Ce texte fait partie du cahier spécial Syndicalisme paru dans le Devoir en novembre 2024
« Dramatique ». C’est l’adjectif que choisit, sans hésiter, le président du Syndicat de professionnelles et professionnels du gouvernement du Québec (SPGQ) pour qualifier la situation qui découle du gel du recrutement dans la fonction publique, annoncé à la fin du mois d’octobre par le Conseil du trésor. Contrairement à ce qu’avance le gouvernement, il y aura des répercussions sur les services à la population, prédit le syndicat.
« Partout, dans chacun des ministères et des organismes de l’appareil public, il y a des postes affichés et des taux de roulement préoccupants, parfois même inquiétants », assure le président du SPGQ, Guillaume Bouvrette, qui déplore un discours populiste de plus en plus répandu selon lequel il y a trop d’employés dans la fonction publique.
Depuis l’annonce de ce « gel du recrutement », qui a pris effet le 1er novembre, la présidente du Conseil du trésor, Sonia LeBel, a répété sur de nombreuses tribunes que cette mesure n’aurait aucune incidence sur les services à la population puisque les postes visés seraient uniquement ceux d’employés réalisant des tâches administratives.
« Dire qu’on va faire plus avec moins, et qu’il n’y aura pas d’impact sur les clientèles desservies, c’est mensonger », rétorque M. Bouvrette.
Le président du SPGQ cite en exemple la prise de rendez-vous à la Société de l’assurance automobile du Québec (après tous les retards causés par l’implantation de la plateforme SAAQclic), les accidentés du travail qui attendent des services de réadaptation et de l’accompagnement de la part de la CNESST, des retards dans le système judiciaire, qui manque de greffiers spéciaux et d’attachés judiciaires, notamment, et toutes les personnes victimes qui doivent se requalifier auprès de l’Indemnisation des victimes d’actes criminels (IVAC) à la suite de sa réforme de 2021, dont les effets commencent à se faire sentir.
« Jouer à la chaise musicale »
Le gouvernement évite de parler de « gel des embauches », et utilise plutôt le terme « gel du recrutement », précisant que, jusqu’à nouvel ordre, les postes à pourvoir pourront l’être uniquement avec des employés qui font déjà partie de la fonction publique québécoise.
« Pour nous, ça ne change rien, précise Guillaume Bouvrette. La seule chose que ça permet, c’est de déplacer à l’intérieur du même ministère ou d’un organisme, ou alors de muter quelqu’un d’un ministère ou d’un organisme à l’autre. On va jouer à la chaise musicale, mais le problème va demeurer, parce que partout, il y a des besoins de main-d’oeuvre. »

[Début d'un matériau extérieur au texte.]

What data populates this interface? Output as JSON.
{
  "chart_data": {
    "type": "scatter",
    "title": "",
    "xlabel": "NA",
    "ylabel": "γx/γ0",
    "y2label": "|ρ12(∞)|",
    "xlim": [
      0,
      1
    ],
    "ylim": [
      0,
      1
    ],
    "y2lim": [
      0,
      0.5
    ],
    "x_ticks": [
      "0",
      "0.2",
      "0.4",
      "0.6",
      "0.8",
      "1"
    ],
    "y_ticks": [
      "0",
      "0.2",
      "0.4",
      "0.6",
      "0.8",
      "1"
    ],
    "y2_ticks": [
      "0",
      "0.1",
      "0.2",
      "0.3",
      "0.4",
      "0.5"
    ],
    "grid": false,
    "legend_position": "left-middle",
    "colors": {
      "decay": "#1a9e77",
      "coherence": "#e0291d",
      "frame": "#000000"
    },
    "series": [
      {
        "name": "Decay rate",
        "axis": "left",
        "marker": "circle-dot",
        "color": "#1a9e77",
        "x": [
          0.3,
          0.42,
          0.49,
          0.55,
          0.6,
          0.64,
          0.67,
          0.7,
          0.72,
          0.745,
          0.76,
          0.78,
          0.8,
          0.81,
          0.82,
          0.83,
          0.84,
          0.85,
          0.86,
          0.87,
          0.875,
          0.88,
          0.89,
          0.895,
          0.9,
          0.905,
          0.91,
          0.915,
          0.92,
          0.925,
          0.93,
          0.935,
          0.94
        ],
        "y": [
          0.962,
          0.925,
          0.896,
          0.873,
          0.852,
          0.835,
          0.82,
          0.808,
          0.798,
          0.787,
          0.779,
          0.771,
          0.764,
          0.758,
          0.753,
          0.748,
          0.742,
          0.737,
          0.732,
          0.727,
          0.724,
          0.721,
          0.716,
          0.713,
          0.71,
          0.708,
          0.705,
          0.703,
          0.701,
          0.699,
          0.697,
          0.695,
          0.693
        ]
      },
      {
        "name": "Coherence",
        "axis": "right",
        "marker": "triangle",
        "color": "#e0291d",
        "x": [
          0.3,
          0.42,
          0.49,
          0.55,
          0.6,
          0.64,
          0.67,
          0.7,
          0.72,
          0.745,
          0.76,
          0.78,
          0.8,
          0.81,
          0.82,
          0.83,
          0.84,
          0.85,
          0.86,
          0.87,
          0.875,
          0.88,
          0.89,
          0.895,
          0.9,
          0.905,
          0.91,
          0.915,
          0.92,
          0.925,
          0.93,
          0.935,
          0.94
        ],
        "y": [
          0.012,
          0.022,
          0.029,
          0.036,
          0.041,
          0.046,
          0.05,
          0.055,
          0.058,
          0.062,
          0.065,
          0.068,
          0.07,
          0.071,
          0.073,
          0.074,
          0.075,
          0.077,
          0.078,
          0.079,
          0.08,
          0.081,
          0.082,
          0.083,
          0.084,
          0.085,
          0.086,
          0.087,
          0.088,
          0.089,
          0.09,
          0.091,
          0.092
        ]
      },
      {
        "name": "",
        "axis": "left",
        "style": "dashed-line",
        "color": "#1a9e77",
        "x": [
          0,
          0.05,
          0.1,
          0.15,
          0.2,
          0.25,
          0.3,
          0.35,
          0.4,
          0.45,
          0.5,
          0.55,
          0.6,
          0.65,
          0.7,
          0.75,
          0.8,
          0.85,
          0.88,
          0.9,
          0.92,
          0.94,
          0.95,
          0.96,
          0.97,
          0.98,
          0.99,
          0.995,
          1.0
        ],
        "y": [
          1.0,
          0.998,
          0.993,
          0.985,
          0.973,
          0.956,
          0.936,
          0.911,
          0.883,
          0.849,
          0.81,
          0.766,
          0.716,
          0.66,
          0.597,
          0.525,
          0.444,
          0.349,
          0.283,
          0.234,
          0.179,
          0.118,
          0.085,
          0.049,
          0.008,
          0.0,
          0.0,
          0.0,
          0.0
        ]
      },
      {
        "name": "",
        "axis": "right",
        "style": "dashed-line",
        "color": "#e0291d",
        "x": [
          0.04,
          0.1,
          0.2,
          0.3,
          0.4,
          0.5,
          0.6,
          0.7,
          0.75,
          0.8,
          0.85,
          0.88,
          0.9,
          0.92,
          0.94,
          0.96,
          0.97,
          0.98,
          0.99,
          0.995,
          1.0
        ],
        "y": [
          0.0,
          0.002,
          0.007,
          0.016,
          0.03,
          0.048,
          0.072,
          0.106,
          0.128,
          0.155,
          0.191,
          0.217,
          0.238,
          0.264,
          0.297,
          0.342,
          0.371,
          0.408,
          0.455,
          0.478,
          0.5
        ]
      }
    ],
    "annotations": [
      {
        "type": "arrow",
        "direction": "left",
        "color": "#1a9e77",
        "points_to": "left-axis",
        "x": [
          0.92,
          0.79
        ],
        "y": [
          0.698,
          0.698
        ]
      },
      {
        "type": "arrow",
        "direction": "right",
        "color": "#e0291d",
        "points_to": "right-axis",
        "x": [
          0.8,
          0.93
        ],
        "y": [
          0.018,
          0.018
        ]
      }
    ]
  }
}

Le syndicat s’attend à ce que la très grande majorité de ses 1260 membres ayant un statut occasionnel soient touchés par cette mesure, ce qui soulève des enjeux de rétention de l’expertise des jeunes professionnels.
En outre, un peu plus de 1800 personnes représentées par le SPGQ ont plus de 60 ans, selon des données fournies par le syndicat, qui craint que les postes laissés vacants à leur éventuel départ à la retraite ne soient pas pourvus.
Le « cercle vicieux » de la sous-traitance
Le SPGQ dénonce également que, parallèlement à ce « gel du recrutement », le gouvernement ne prévoit aucun gel des sommes affectées à la sous-traitance, qui est actuellement utilisée de manière « massive » au sein de l’État québécois, principalement en informatique, un domaine où plus de la moitié des ressources sont embauchées à l’externe dans plusieurs ministères, affirme M. Bouvrette.
« On tient le discours que les montants octroyés en sous-traitance ne font pas partie de la même enveloppe… C’est prendre les gens pour des idiots », déplore-t-il.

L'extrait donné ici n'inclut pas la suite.